Posted on:2007-06-15Degree:Ph.DType:Dissertation
University:Harvard UniversityCandidate:Campos, Luis AndresFull Text:PDF
GTID:1445390005962855Subject:Biology
Abstract/Summary:
Long before the atomic bomb indelibly associated radioactivity with death, many physicists, botanists, and geneticists were remarking that radium held the secret of life. This dissertation examines the multifold connections in the first half of the twentieth century between early radioactivity research and contemporary understandings of vitality, both scientific and popular.

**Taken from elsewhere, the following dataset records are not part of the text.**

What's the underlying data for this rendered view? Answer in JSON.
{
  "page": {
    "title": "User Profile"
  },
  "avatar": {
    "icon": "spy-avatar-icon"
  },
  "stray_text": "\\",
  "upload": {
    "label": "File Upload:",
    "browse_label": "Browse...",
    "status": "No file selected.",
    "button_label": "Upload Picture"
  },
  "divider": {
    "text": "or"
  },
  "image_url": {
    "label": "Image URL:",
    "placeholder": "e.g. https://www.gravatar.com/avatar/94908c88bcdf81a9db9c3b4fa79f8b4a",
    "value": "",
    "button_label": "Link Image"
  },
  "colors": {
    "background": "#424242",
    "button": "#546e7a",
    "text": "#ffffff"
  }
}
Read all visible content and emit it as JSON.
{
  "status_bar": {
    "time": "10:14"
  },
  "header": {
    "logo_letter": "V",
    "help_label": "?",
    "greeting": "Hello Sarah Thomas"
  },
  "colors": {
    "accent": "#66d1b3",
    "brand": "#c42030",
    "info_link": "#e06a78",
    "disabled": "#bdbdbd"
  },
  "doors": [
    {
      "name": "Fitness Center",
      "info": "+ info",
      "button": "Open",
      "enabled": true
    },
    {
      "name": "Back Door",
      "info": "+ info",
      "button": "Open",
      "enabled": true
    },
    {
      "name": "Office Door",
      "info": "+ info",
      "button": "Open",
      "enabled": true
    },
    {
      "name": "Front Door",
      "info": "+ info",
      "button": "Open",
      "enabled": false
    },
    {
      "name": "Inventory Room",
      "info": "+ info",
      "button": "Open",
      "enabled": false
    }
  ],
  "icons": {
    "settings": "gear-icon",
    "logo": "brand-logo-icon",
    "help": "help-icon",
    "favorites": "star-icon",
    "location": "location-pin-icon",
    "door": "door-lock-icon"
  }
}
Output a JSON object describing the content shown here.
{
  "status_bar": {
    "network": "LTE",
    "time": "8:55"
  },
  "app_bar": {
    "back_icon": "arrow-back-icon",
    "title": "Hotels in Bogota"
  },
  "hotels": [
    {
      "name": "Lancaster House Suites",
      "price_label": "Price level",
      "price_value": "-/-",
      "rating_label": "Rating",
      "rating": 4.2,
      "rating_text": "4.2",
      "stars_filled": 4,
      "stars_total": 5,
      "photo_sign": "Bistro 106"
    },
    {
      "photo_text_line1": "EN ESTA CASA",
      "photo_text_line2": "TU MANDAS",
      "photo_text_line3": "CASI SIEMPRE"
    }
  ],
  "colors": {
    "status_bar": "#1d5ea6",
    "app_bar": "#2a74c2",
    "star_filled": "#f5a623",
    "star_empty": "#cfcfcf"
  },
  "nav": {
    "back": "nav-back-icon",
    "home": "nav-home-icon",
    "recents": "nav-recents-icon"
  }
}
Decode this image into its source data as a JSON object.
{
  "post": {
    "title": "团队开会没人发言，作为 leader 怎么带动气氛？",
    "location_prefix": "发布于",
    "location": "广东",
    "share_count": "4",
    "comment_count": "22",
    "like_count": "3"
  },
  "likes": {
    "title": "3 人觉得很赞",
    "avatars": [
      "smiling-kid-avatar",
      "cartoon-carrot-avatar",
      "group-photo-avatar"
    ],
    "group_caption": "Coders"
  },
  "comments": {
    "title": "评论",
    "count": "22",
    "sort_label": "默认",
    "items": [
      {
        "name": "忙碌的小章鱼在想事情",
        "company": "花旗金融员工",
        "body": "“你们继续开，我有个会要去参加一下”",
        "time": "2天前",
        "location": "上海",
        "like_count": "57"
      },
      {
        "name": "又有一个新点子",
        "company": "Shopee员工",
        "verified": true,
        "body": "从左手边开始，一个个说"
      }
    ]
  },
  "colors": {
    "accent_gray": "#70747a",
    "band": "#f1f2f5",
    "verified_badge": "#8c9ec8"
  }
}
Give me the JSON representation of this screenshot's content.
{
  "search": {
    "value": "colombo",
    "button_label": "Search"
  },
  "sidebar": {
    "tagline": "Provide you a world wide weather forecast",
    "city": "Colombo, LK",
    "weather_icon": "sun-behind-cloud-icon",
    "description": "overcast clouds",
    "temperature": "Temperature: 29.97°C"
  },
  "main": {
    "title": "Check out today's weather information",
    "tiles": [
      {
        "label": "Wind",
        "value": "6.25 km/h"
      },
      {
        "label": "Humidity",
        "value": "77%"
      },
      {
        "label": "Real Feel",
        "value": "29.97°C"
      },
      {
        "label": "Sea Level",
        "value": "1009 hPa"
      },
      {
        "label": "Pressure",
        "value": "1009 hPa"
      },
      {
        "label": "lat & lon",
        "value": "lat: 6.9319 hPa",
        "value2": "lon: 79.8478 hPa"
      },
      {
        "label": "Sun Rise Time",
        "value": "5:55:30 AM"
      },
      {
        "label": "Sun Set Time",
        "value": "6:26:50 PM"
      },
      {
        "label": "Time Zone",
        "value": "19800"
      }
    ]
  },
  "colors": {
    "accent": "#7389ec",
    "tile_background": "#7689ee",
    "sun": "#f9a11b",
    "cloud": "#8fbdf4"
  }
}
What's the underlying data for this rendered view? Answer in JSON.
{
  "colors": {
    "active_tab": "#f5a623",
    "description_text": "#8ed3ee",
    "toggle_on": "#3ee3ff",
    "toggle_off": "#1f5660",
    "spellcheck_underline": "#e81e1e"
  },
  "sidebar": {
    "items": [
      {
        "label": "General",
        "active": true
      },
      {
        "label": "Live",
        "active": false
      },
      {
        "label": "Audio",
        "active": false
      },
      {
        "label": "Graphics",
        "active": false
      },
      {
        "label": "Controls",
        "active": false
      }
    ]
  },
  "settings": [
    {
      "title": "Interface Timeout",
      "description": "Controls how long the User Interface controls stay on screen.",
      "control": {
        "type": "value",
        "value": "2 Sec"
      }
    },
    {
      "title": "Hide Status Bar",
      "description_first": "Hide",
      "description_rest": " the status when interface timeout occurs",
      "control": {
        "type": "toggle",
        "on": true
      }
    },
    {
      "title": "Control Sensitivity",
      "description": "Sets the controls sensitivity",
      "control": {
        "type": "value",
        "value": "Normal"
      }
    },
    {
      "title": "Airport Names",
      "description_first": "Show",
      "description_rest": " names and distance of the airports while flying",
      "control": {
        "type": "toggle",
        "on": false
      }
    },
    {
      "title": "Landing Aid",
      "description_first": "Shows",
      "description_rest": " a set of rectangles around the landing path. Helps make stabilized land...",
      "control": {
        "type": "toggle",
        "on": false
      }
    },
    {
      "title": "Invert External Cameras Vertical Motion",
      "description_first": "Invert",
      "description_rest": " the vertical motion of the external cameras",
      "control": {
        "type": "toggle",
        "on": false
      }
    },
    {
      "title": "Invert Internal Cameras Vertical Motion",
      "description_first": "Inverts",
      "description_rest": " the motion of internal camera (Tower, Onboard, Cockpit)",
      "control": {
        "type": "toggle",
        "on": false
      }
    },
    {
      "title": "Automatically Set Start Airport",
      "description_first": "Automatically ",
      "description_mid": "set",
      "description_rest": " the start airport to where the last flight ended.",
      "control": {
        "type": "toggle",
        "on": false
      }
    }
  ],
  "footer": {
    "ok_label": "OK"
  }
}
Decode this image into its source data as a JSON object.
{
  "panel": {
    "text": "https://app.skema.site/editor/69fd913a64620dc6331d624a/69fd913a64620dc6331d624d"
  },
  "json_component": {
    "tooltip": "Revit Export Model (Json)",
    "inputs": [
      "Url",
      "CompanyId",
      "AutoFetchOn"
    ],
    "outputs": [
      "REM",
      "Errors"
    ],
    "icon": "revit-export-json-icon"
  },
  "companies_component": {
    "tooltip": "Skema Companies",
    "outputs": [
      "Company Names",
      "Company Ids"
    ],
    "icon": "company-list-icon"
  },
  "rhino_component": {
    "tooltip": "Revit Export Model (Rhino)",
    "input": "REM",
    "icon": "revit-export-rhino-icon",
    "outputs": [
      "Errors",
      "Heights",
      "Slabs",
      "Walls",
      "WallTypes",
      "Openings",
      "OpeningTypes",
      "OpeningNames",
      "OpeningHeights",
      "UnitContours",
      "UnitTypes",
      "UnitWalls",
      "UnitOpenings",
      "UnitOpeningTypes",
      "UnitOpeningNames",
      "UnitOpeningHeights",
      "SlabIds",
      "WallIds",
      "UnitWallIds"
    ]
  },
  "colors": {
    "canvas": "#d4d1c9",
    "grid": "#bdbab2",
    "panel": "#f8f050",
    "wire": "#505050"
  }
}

As some physicists early on described the wondrous new element radium and its radioactive brethren in lifelike terms ("decay," "half-life," and frequent reference to the "natural selection" and "evolution" of the elements), many biologists of the period eagerly sought to bring radium into the biological fold. They did so with experiments aimed at elucidating some of the most basic phenomena of life, including metabolism and mutation, and often saw in these phenomena properties that in turn reminded them of the new element. These initially provocative metaphysical and discursive links between radium and life proved remarkably productive in experimental terms and ultimately led to key biological insights into the origin of life (J. Butler Burke), the effects of radiation (C. Stuart Gager), the nature of mutation (Albert F. Blakeslee), and the structure of the gene (Hermann J. Muller). Studies of these four revealing cases form the core of the dissertation, as I examine how radium served for successive experimenters as vitalizer, stimulant, mutagen, and atomic tool. Reflecting a distinctive overlapping of metaphor and metaphysics; of terminology and technique; and of the living, nonliving, and half-living, these fruitful connections between radium and life (and those who studied both) conditioned the continuing use of radium, and later radiation more generally, in evolutionary and genetic research for years to come. By tracing the half-life of these several related experimental systems over time, I demonstrate how some of the guiding tropes linking radioactivity and life interacted with fundamental technological and conceptual shifts to constitute and reconstitute theories and experimental practices alike. Time after time as the first half of the twentieth century unfolded, the radium/life nexus---in a variety of directions and manners---transmuted.